I remember that my professor told us on the first day of class that it was very important to keep up in class because everything in organic chemistry builds on itself.
I remember the professor saying that if you get a week behind, you are going to have serious challenges.
I was diligent in listening to my professor.
I got three weeks behind.
Three weeks behind was like being overcome by an avalanche
I was done.
I ended up barely passing the class.
I got a D in organic chemistry.
In my entire academic career, it was the only D I ever received.
What was I going to do?
My whole life was built around me becoming a doctor, and I couldn’t get past organic chemistry.
At the time, I had a college roommate Jeremy who was pretty savvy in business.
His father was a real estate investor and taught Jeremy the ropes of being a business person.
Jeremy, at the young age of 18, owned a few rental properties.

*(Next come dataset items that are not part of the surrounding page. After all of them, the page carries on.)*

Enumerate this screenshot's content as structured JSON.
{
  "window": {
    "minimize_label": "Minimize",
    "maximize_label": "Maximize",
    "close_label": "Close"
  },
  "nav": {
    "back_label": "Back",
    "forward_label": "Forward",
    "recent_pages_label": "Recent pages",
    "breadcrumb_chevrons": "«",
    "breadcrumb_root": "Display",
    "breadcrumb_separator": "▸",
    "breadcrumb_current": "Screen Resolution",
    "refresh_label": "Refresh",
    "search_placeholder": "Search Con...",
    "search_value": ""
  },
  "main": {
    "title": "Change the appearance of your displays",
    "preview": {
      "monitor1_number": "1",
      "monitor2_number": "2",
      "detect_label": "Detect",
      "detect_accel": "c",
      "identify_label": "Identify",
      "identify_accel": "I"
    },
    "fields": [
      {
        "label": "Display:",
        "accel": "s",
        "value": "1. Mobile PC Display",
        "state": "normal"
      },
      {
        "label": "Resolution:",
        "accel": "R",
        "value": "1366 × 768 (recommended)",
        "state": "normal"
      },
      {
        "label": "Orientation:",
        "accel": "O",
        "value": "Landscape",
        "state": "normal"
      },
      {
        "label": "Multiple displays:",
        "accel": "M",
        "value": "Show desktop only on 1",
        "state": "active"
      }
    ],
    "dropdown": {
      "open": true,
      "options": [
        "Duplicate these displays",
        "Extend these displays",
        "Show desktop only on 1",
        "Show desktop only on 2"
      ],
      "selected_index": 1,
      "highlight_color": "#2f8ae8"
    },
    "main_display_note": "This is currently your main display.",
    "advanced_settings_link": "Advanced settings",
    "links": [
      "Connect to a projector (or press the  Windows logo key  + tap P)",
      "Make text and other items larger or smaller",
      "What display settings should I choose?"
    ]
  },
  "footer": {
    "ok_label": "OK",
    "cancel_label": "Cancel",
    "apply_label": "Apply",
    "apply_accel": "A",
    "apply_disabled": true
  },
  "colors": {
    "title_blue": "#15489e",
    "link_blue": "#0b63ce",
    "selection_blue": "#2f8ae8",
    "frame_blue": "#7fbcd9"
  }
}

I was fascinated with Jeremy’s business acumen.
My roommate Jeremy was making money in a way that I didn’t even realize existed.
Jeremy mentioned to me that he was taking an intro to business class the next semester, and I decided to enroll in the same class.
From day one of the intro to business class, I was hooked.
I loved learning about business.
I was sure at the time what direction my career would go in, but I knew I wanted to do something business-related.
At the end of that semester, I had earned my associate’s degree which was worth something.
I worked a few jobs that didn’t work out, which lead me to join the Army so I could have time to figure out what direction I was going to take with my life.
While I was in the Army, I took my first accounting class, and I had figured out my place in the world.
I went on to get an accounting degree and became a Certified Public Accountant.
That has turned out to be a deeply fulfilling career for me.
I was able to learn the language of business and help a lot of other people grow their businesses.
As I reflect on my earlier aspirations to be a doctor, I realize that would have been the worst career for me.
I had no idea how the dedication that doctors devote to the art of healing.